Era a revolta que pururucava o seu coro, fazia correr em suas veias um vermelho denso de coragem e cochichava em seu ouvido: “a saída para Ustémísmó é ustémísmó”.
Os inventores do vazio seguiam com seu reinado de horror quando um rebelde, ainda com um pouco de sangue correndo nas veias laceadas, resolveu se levantar. Ele andou durante séculos em direção à eternidade. Sozinho, gelado e com fome, seguiu caminho pro norte. Perto de Hombrelibre, um vilarejo fantasma, parou para um trago imaginário e dormiu oito dias e nove noites. Acordou a tarde, renovado, e deu de cara com um sol dourado de redenção que arrancou lágrimas de seus olhos áridos e mortos. Era a vida que voltava a correr no seu sangue que engrossava com a luz solar. Era a revolta que pururucava o seu coro, fazia correr em suas veias um vermelho denso de coragem e cochichava em seu ouvido: “a saída para Ustémísmó é ustémísmó”. E ele então voltou pra nossa terra, e criou focos de resistência, e trouxe no fundo do céu da boca um tanto de sol e outro tanto de grito que, pouco a pouco, boca a boca, devolveu novamente ao nosso povo o desejo e o sentir.

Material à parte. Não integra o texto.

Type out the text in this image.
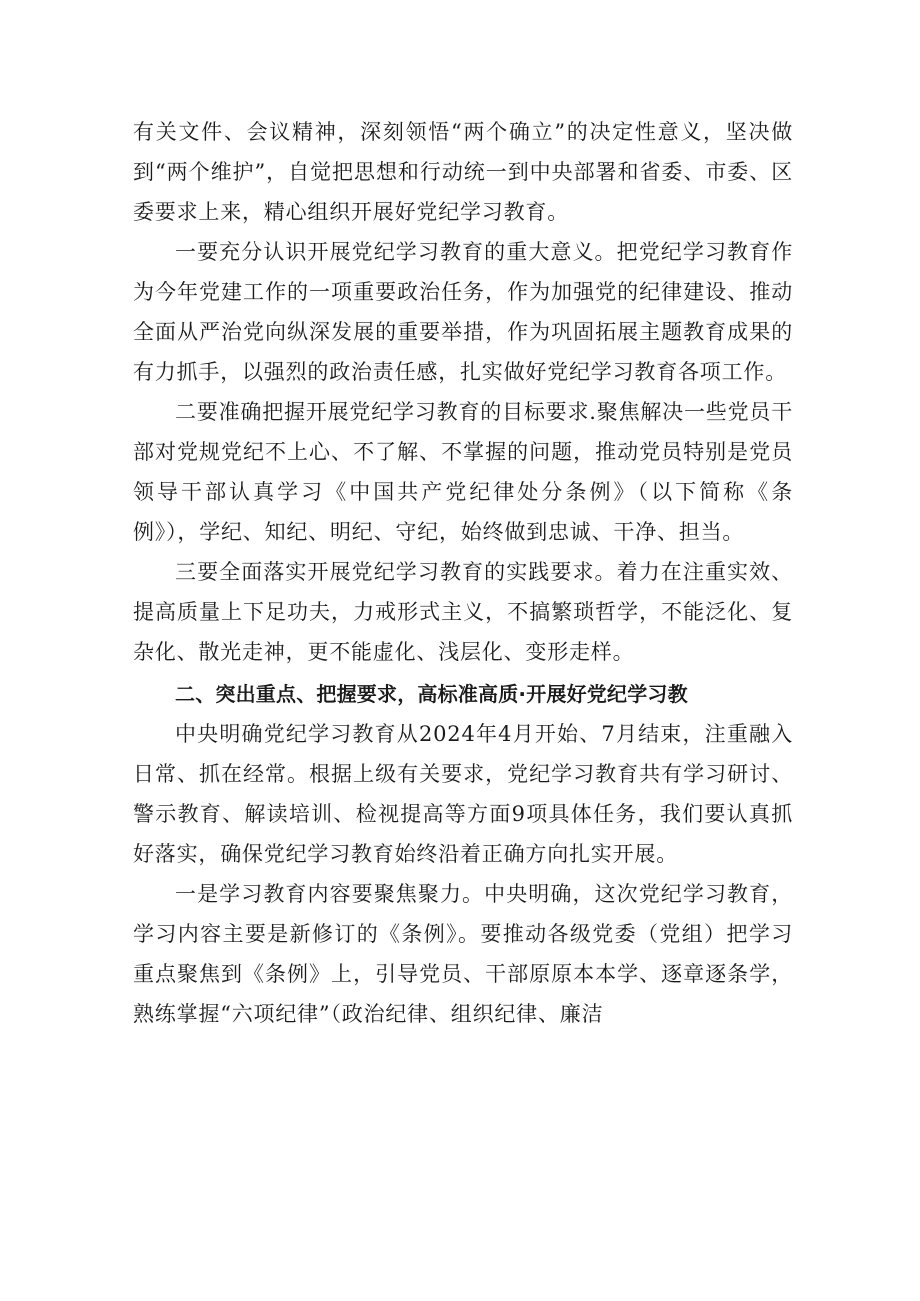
有关文件、会议精神，深刻领悟“两个确立”的决定性意义，坚决做到“两个维护”，自觉把思想和行动统一到中央部署和省委、市委、区委要求上来，精心组织开展好党纪学习教育。

一要充分认识开展党纪学习教育的重大意义。把党纪学习教育作为今年党建工作的一项重要政治任务，作为加强党的纪律建设、推动全面从严治党向纵深发展的重要举措，作为巩固拓展主题教育成果的有力抓手，以强烈的政治责任感，扎实做好党纪学习教育各项工作。

二要准确把握开展党纪学习教育的目标要求.聚焦解决一些党员干部对党规党纪不上心、不了解、不掌握的问题，推动党员特别是党员领导干部认真学习《中国共产党纪律处分条例》（以下简称《条例》），学纪、知纪、明纪、守纪，始终做到忠诚、干净、担当。

三要全面落实开展党纪学习教育的实践要求。着力在注重实效、提高质量上下足功夫，力戒形式主义，不搞繁琐哲学，不能泛化、复杂化、散光走神，更不能虚化、浅层化、变形走样。

二、突出重点、把握要求，高标准高质·开展好党纪学习教

中央明确党纪学习教育从2024年4月开始、7月结束，注重融入日常、抓在经常。根据上级有关要求，党纪学习教育共有学习研讨、警示教育、解读培训、检视提高等方面9项具体任务，我们要认真抓好落实，确保党纪学习教育始终沿着正确方向扎实开展。

一是学习教育内容要聚焦聚力。中央明确，这次党纪学习教育，学习内容主要是新修订的《条例》。要推动各级党委（党组）把学习重点聚焦到《条例》上，引导党员、干部原原本本学、逐章逐条学，熟练掌握“六项纪律”（政治纪律、组织纪律、廉洁
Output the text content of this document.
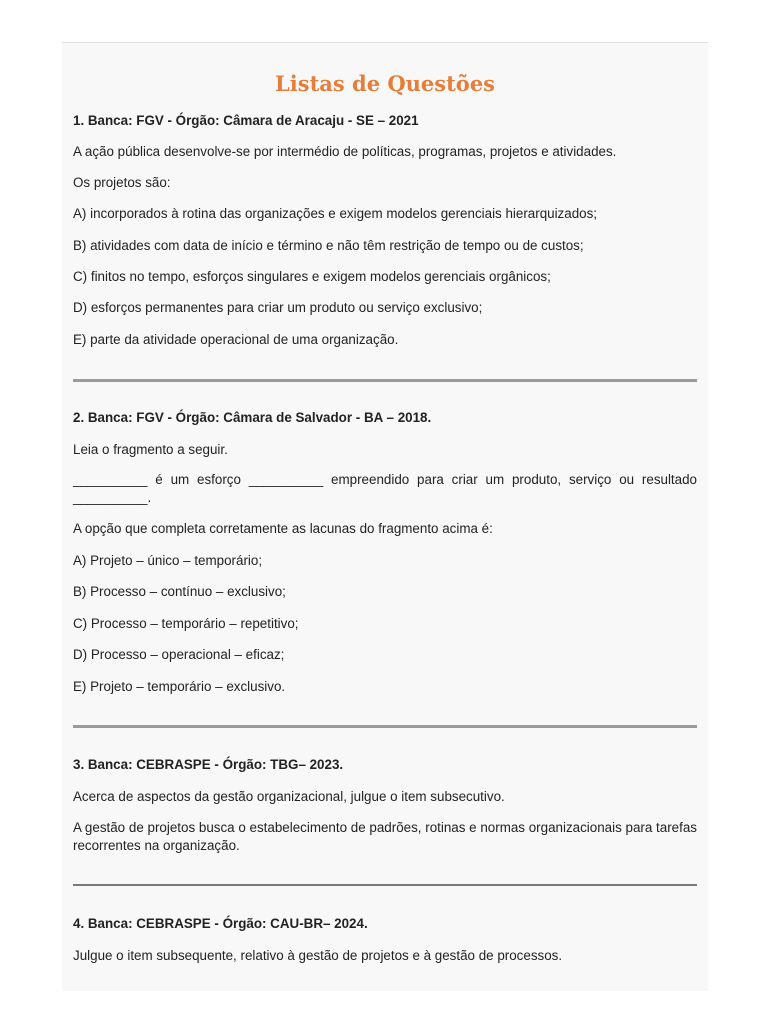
Listas de Questões

1. Banca: FGV - Órgão: Câmara de Aracaju - SE – 2021

A ação pública desenvolve-se por intermédio de políticas, programas, projetos e atividades.

Os projetos são:

A) incorporados à rotina das organizações e exigem modelos gerenciais hierarquizados;

B) atividades com data de início e término e não têm restrição de tempo ou de custos;

C) finitos no tempo, esforços singulares e exigem modelos gerenciais orgânicos;

D) esforços permanentes para criar um produto ou serviço exclusivo;

E) parte da atividade operacional de uma organização.

2. Banca: FGV - Órgão: Câmara de Salvador - BA – 2018.

Leia o fragmento a seguir.

__________ é um esforço __________ empreendido para criar um produto, serviço ou resultado __________.

A opção que completa corretamente as lacunas do fragmento acima é:

A) Projeto – único – temporário;

B) Processo – contínuo – exclusivo;

C) Processo – temporário – repetitivo;

D) Processo – operacional – eficaz;

E) Projeto – temporário – exclusivo.

3. Banca: CEBRASPE - Órgão: TBG– 2023.

Acerca de aspectos da gestão organizacional, julgue o item subsecutivo.

A gestão de projetos busca o estabelecimento de padrões, rotinas e normas organizacionais para tarefas recorrentes na organização.

4. Banca: CEBRASPE - Órgão: CAU-BR– 2024.

Julgue o item subsequente, relativo à gestão de projetos e à gestão de processos.
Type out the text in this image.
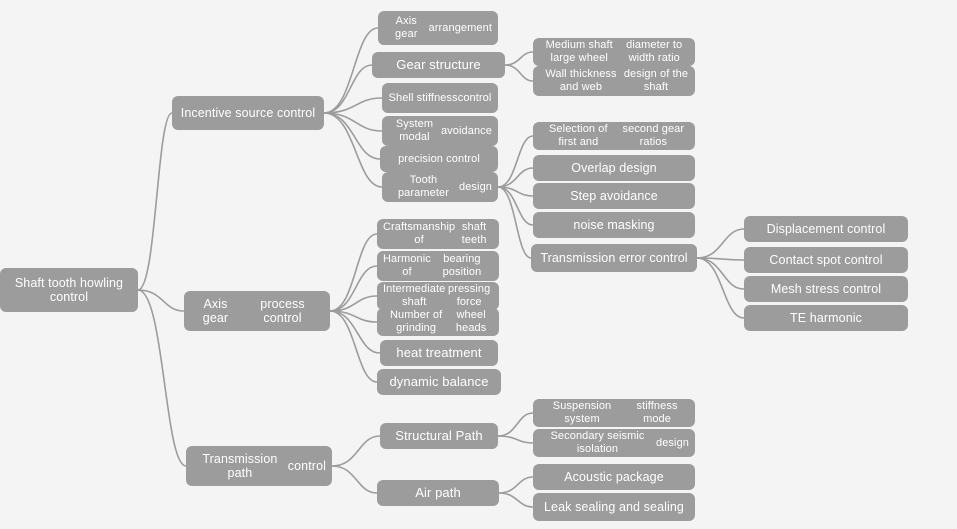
Shaft tooth howling control
Incentive source control
Axis gear

process control
Transmission path

control
Axis gear

arrangement
Gear structure
Shell stiffness control
System modal

avoidance
precision control
Tooth parameter

design
Craftsmanship of

shaft teeth
Harmonic of

bearing position
Intermediate shaft

pressing force
Number of grinding

wheel heads
heat treatment
dynamic balance
Structural Path
Air path
Medium shaft large wheel

diameter to width ratio
Wall thickness and web

design of the shaft
Selection of first and

second gear ratios
Overlap design
Step avoidance
noise masking
Transmission error control
Suspension system

stiffness mode
Secondary seismic isolation

design
Acoustic package
Leak sealing and sealing
Displacement control
Contact spot control
Mesh stress control
TE harmonic
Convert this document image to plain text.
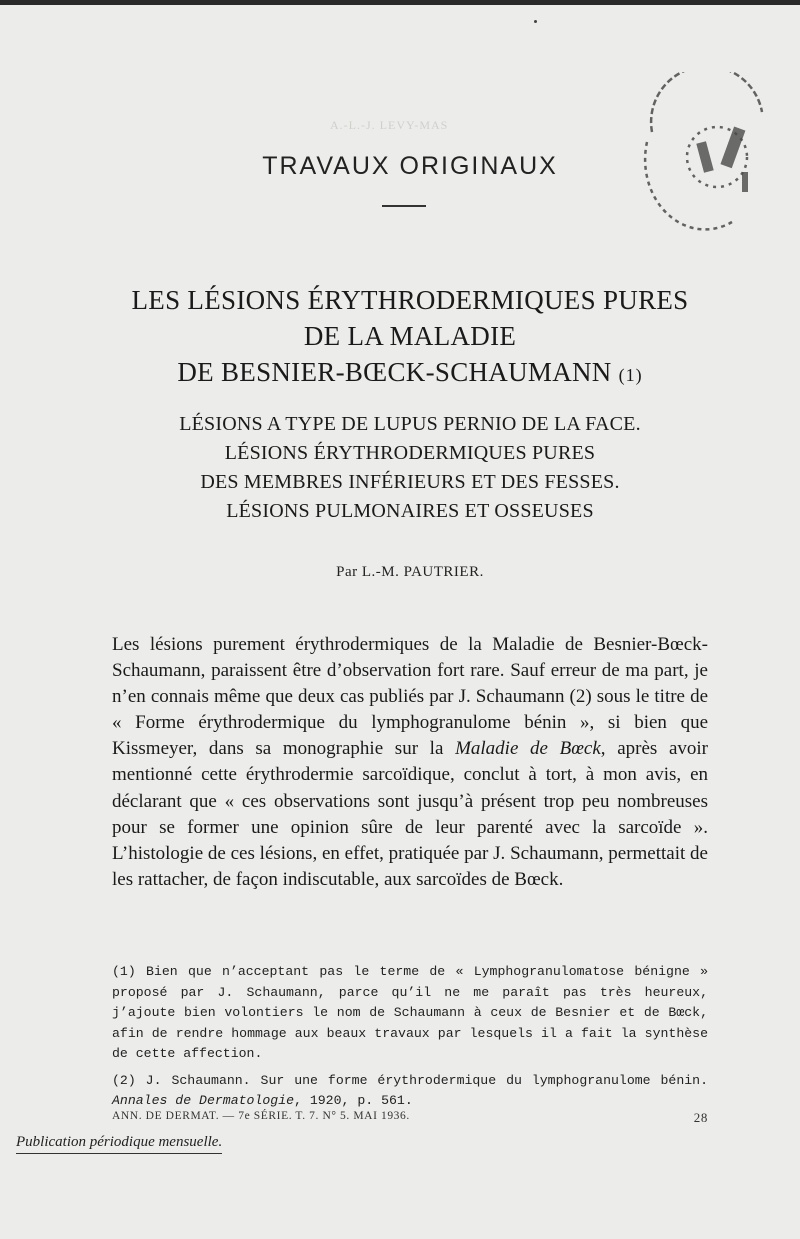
A.-L.-J. LEVY-MAS
TRAVAUX ORIGINAUX
LES LÉSIONS ÉRYTHRODERMIQUES PURES
DE LA MALADIE
DE BESNIER-BŒCK-SCHAUMANN (1)
LÉSIONS A TYPE DE LUPUS PERNIO DE LA FACE.
LÉSIONS ÉRYTHRODERMIQUES PURES
DES MEMBRES INFÉRIEURS ET DES FESSES.
LÉSIONS PULMONAIRES ET OSSEUSES
Par L.-M. PAUTRIER.

Les lésions purement érythrodermiques de la Maladie de Besnier-Bœck-Schaumann, paraissent être d’observation fort rare. Sauf erreur de ma part, je n’en connais même que deux cas publiés par J. Schaumann (2) sous le titre de « Forme érythrodermique du lymphogranulome bénin », si bien que Kissmeyer, dans sa monographie sur la Maladie de Bœck, après avoir mentionné cette érythrodermie sarcoïdique, conclut à tort, à mon avis, en déclarant que « ces observations sont jusqu’à présent trop peu nombreuses pour se former une opinion sûre de leur parenté avec la sarcoïde ». L’histologie de ces lésions, en effet, pratiquée par J. Schaumann, permettait de les rattacher, de façon indiscutable, aux sarcoïdes de Bœck.

(1) Bien que n’acceptant pas le terme de « Lymphogranulomatose bénigne » proposé par J. Schaumann, parce qu’il ne me paraît pas très heureux, j’ajoute bien volontiers le nom de Schaumann à ceux de Besnier et de Bœck, afin de rendre hommage aux beaux travaux par lesquels il a fait la synthèse de cette affection.

(2) J. Schaumann. Sur une forme érythrodermique du lymphogranulome bénin. Annales de Dermatologie, 1920, p. 561.

ANN. DE DERMAT. — 7e SÉRIE. T. 7. N° 5. MAI 1936.	28
Publication périodique mensuelle.
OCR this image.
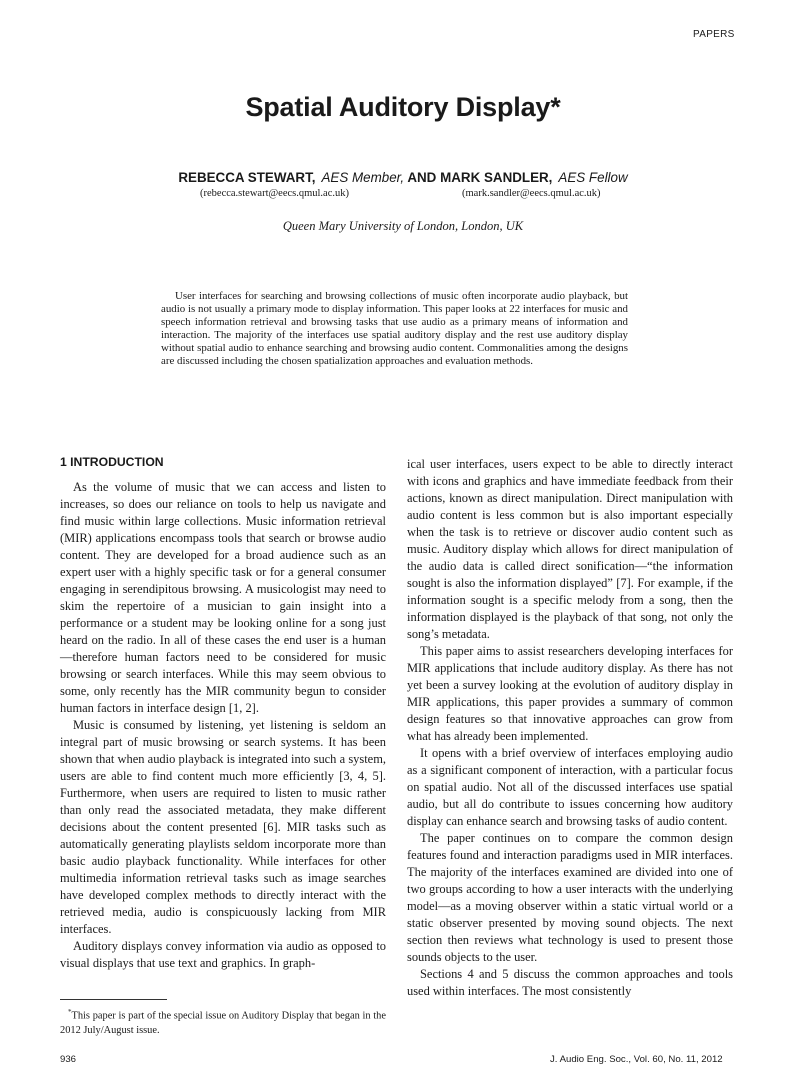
PAPERS
Spatial Auditory Display*
REBECCA STEWART, AES Member, AND MARK SANDLER, AES Fellow
(rebecca.stewart@eecs.qmul.ac.uk)	(mark.sandler@eecs.qmul.ac.uk)
Queen Mary University of London, London, UK

User interfaces for searching and browsing collections of music often incorporate audio playback, but audio is not usually a primary mode to display information. This paper looks at 22 interfaces for music and speech information retrieval and browsing tasks that use audio as a primary means of information and interaction. The majority of the interfaces use spatial auditory display and the rest use auditory display without spatial audio to enhance searching and browsing audio content. Commonalities among the designs are discussed including the chosen spatialization approaches and evaluation methods.

1 INTRODUCTION

As the volume of music that we can access and listen to increases, so does our reliance on tools to help us navigate and find music within large collections. Music information retrieval (MIR) applications encompass tools that search or browse audio content. They are developed for a broad audience such as an expert user with a highly specific task or for a general consumer engaging in serendipitous browsing. A musicologist may need to skim the repertoire of a musician to gain insight into a performance or a student may be looking online for a song just heard on the radio. In all of these cases the end user is a human—therefore human factors need to be considered for music browsing or search interfaces. While this may seem obvious to some, only recently has the MIR community begun to consider human factors in interface design [1, 2].

Music is consumed by listening, yet listening is seldom an integral part of music browsing or search systems. It has been shown that when audio playback is integrated into such a system, users are able to find content much more efficiently [3, 4, 5]. Furthermore, when users are required to listen to music rather than only read the associated metadata, they make different decisions about the content presented [6]. MIR tasks such as automatically generating playlists seldom incorporate more than basic audio playback functionality. While interfaces for other multimedia information retrieval tasks such as image searches have developed complex methods to directly interact with the retrieved media, audio is conspicuously lacking from MIR interfaces.

Auditory displays convey information via audio as opposed to visual displays that use text and graphics. In graph-

ical user interfaces, users expect to be able to directly interact with icons and graphics and have immediate feedback from their actions, known as direct manipulation. Direct manipulation with audio content is less common but is also important especially when the task is to retrieve or discover audio content such as music. Auditory display which allows for direct manipulation of the audio data is called direct sonification—“the information sought is also the information displayed” [7]. For example, if the information sought is a specific melody from a song, then the information displayed is the playback of that song, not only the song’s metadata.

This paper aims to assist researchers developing interfaces for MIR applications that include auditory display. As there has not yet been a survey looking at the evolution of auditory display in MIR applications, this paper provides a summary of common design features so that innovative approaches can grow from what has already been implemented.

It opens with a brief overview of interfaces employing audio as a significant component of interaction, with a particular focus on spatial audio. Not all of the discussed interfaces use spatial audio, but all do contribute to issues concerning how auditory display can enhance search and browsing tasks of audio content.

The paper continues on to compare the common design features found and interaction paradigms used in MIR interfaces. The majority of the interfaces examined are divided into one of two groups according to how a user interacts with the underlying model—as a moving observer within a static virtual world or a static observer presented by moving sound objects. The next section then reviews what technology is used to present those sounds objects to the user.

Sections 4 and 5 discuss the common approaches and tools used within interfaces. The most consistently

*This paper is part of the special issue on Auditory Display that began in the 2012 July/August issue.
936	J. Audio Eng. Soc., Vol. 60, No. 11, 2012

Renovados, experimentamos novamente a vida que já não mais tardava em nosso peito, agora em brasas. Éramos novamente livres: livres para pensar, para sentir, para desejar. Era uma folia só dentro da gente. Aí, quando sentimos, reconhecemos a raiva. E então, quando desejamos, pedimos a vingança. Foi um quiproquó danado! Hoje, falando assim de repente, chega a dar dó dos homens sem face quando conto o tamanho dos dentes de nossa justiça tardia. E a coisa foi linda, coisa linda de ser ver mesmo! Borrão por borrão, razão por razão, fomos assassinando um a um cada fantasma sem rosto que nos assombrava e nos julgava. Ustémísmó tornou-se um palco de sangue e de troça. Com o muito da nossa carne e o pouco da nossa piedade devoramos aqueles covardes que por séculos nos fizeram escravos. Foi foda!
E quando a última garganta cortada adubou de sangue a nossa terra fraca, foi possível ver surgir de novo em Ustémímós a árvore da esperança. Ao longe, na meiota do horizonte, nasceu um sol feito de bronze e sem força que traduzia o cansaço de nossa luta. Descansamos muito. Foram 04 anos e 08 meses de hiato até que a nossa vila voltasse de fato ao mapa por conta nossos braços tatuados de glória.